Can Large Language Models Capture Human Annotator Disagreements?
Jingwei Ni, Yu Fan, Vilém Zouhar, Donya Rooein, Alexander Hoyle, Mrinmaya Sachan, Markus Leippold, Dirk Hovy, Elliott Ash
2025-06-25
Summary
This paper talks about how large language models (LLMs) struggle to predict when human annotators disagree on labeling data, even though the models do well predicting the most common or majority label.
What's the problem?
The problem is that human annotators often disagree on certain tasks because of different opinions or interpretations, but LLMs usually miss these disagreements and just focus on the majority answer, which overlooks important subtleties.
What's the solution?
The researchers tested different reasoning methods on LLMs and found that one method called Reinforcement Learning with Verifiable Rewards (RLVR), which helps models with clear goals, actually makes it harder for LLMs to predict disagreements.
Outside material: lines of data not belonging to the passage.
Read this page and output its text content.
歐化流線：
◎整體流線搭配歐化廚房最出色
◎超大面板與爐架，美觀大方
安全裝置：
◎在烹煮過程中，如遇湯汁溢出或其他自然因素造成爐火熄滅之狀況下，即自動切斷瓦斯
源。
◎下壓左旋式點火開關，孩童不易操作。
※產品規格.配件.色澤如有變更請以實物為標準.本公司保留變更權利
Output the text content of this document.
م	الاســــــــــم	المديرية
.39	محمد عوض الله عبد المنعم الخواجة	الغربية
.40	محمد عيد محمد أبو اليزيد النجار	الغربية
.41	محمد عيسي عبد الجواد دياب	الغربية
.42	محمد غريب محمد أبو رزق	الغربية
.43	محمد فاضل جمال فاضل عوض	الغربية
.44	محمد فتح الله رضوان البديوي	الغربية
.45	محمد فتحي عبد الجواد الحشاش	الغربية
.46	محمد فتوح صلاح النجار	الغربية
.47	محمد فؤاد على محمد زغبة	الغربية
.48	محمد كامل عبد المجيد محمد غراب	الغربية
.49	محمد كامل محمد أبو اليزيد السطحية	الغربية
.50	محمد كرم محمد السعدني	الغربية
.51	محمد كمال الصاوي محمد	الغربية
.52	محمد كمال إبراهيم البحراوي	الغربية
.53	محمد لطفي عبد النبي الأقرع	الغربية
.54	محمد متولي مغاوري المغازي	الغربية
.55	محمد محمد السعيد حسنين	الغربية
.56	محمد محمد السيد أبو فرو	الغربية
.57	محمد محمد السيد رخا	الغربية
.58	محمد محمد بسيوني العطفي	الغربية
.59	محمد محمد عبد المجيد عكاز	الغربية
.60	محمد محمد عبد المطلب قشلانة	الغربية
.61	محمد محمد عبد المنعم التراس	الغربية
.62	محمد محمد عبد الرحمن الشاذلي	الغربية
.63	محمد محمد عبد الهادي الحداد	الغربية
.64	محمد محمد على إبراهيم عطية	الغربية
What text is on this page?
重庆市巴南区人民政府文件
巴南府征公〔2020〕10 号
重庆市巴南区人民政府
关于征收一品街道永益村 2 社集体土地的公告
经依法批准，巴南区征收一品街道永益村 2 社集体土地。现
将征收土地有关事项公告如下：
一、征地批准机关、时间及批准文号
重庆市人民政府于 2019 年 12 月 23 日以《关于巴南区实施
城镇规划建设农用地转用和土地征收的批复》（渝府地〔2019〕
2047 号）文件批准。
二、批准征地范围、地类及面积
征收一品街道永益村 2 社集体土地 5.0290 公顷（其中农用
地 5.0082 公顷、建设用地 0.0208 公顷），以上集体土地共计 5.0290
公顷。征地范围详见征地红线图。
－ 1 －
Another simpler method called Chain-of-Thought reasoning helped models do better at predicting disagreement patterns.
Why it matters?
This matters because recognizing disagreements among humans is important for understanding complex and subjective tasks better, so if LLMs can’t capture this, they might provide less reliable annotations and miss important details in real-world applications.
Abstract
LLMs struggle to predict human annotation disagreements, contrary to their performance in predicting majority labels, and RLVR-style reasoning exacerbates this issue.